Der ehemalige Universitätsprofessor liefert für seine Überzeugung vermeintlich wissenschaftliche Grundlagen und packt sie in charismatische vorgetragene Erzählungen. Nur: Von Expert:innen in den jeweiligen Feldern werden die zurückgewiesen. Im besten Fall sind es Statistiken, die Peterson aus dem Zusammenhang gerissen hat. Im schlechtesten Fall sind sie einfach falsch. Über die Person Jordan Peterson und die Hintergründe seiner Ideen haben wir bereits an anderer Stelle ausführlich geschrieben.
Lange Zeit wurde er von vielen Seiten respektiert. Viele Menschen sahen in ihm eine intellektuelle Ausnahmeerscheinung – und tun das teilweise immer noch.
Die New York Times hat ihn etwa als “einflussreichsten Intellektuellen der westlichen Welt” bezeichnet. Doch die Stimmen, die ihn als Gefahr bezeichnen, werden lauter – und bekommen immer häufiger recht.
Peterson tätigt Aussagen, die der Öffentlichkeit schaden
Jordan Peterson sieht sich selbst als Opfer. Das hat auch einen Grund: Seine Aussagen haben immer öfter Konsequenzen. Und das führt zu einer weiteren Radikalisierung bei Peterson.
Die jüngste Episode: Viele seiner Aussagen seien dazu geeignet, der Öffentlichkeit und dem Ansehen seines Berufs zu schaden. Das sagt die Berufsvertretung klinischer Psycholog:innen in seiner Heimat Quebec. Peterson praktiziert zwar nicht mehr als solcher, bezeichnet sich aber immer noch so und hat eine Lizenz. Die Vertretung habe immer wieder Beschwerden erhalten.
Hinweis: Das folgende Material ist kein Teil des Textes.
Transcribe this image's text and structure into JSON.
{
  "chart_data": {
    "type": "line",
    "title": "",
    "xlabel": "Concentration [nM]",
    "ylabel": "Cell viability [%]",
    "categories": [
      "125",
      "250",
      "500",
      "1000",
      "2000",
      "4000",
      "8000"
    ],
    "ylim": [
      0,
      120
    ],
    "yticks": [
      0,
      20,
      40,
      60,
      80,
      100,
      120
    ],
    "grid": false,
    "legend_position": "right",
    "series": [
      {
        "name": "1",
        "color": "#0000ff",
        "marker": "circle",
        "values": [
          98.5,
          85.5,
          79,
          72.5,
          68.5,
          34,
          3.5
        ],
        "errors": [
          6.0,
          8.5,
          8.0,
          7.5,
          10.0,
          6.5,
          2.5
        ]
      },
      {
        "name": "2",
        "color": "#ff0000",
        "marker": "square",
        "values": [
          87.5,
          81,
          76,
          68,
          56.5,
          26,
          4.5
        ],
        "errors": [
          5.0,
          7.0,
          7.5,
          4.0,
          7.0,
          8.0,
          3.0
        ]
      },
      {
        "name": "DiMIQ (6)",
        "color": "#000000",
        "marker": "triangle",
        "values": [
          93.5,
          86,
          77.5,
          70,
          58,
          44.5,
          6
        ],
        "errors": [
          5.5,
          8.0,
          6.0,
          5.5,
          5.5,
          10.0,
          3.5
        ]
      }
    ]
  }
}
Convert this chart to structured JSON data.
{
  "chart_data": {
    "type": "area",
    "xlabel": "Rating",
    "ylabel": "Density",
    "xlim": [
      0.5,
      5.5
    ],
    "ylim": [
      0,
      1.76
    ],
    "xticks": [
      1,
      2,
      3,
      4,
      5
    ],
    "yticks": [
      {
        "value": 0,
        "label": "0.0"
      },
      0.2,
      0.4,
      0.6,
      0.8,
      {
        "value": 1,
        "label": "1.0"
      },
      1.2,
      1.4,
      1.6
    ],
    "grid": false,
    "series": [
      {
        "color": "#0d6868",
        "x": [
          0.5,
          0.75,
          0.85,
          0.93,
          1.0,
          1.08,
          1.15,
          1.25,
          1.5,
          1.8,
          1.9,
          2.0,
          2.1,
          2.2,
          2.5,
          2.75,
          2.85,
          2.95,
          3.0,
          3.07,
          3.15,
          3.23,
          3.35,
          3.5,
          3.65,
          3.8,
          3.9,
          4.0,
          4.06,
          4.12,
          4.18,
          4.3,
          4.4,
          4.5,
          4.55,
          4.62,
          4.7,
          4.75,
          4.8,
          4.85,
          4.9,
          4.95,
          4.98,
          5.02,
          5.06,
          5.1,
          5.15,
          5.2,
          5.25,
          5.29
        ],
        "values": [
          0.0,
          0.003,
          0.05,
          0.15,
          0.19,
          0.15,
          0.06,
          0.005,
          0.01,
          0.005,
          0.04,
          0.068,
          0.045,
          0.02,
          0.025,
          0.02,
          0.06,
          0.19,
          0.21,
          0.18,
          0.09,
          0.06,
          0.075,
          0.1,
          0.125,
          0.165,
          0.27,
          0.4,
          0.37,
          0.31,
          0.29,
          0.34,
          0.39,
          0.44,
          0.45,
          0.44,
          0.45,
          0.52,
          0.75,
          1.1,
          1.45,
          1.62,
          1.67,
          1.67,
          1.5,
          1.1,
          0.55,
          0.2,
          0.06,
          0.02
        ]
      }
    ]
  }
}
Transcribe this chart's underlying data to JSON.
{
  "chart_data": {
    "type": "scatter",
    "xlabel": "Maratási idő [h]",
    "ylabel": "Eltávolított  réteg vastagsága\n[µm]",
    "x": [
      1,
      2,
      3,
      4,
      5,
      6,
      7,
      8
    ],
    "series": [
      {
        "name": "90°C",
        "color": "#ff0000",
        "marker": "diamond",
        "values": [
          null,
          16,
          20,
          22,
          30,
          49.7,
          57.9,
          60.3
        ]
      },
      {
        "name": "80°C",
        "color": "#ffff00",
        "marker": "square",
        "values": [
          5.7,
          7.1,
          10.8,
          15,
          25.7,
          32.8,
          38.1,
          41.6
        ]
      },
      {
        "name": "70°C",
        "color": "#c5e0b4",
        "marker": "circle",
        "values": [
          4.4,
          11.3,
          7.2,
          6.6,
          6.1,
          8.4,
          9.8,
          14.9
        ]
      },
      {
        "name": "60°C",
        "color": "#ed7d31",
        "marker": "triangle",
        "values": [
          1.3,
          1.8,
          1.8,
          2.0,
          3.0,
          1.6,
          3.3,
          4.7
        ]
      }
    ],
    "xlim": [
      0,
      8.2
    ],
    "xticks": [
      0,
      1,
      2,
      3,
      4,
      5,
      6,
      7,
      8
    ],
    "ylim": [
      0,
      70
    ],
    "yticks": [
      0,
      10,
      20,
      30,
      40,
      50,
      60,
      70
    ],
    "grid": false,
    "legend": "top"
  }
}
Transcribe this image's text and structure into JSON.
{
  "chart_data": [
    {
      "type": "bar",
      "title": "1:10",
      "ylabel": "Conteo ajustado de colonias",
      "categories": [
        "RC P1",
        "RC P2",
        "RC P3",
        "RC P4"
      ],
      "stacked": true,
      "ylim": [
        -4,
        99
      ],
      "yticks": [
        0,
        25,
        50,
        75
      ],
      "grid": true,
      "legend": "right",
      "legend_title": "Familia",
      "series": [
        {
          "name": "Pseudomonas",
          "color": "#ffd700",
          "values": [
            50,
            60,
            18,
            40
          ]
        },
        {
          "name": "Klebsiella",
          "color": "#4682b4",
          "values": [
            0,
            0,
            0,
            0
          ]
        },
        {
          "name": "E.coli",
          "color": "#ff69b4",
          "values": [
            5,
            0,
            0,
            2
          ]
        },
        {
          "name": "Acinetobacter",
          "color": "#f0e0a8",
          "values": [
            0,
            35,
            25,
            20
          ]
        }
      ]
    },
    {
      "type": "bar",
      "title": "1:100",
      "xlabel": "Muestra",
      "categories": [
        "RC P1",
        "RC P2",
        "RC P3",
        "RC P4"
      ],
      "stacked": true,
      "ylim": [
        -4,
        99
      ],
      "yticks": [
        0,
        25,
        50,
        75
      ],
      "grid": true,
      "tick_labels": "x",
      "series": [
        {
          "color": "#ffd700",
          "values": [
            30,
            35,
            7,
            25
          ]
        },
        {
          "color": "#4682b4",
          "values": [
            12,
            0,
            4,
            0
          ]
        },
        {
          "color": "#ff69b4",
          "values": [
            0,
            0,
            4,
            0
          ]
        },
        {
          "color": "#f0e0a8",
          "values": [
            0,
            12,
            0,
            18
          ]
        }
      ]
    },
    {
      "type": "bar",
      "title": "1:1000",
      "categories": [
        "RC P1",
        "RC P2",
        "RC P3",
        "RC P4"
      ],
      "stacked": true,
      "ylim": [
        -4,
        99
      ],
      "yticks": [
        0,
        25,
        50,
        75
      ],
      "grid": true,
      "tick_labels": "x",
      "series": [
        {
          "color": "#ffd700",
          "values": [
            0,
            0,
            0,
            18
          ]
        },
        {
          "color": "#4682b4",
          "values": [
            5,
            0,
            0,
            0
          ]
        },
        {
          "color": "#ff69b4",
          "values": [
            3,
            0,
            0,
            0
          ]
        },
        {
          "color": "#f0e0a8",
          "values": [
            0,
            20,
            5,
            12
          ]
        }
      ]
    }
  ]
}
Etwa als Peterson über den Zusammenhang zwischen Luftverschmutzung und Kindersterblichkeit gesagt habe, dass es sich dabei hauptsächlich um arme Kinder handle – und es ohnehin zu viele Menschen auf der Welt gebe.
Die “Strafe”: Er muss einen Kurs für mehr Professionalität bei öffentlichen Aussagen belegen. Peterson ging dagegen in Berufung und verlor. Denn wer einem Beruf nachgehe, habe sich eben auch nach den Richtlinien zu orientieren, die der Berufsverband vorgebe.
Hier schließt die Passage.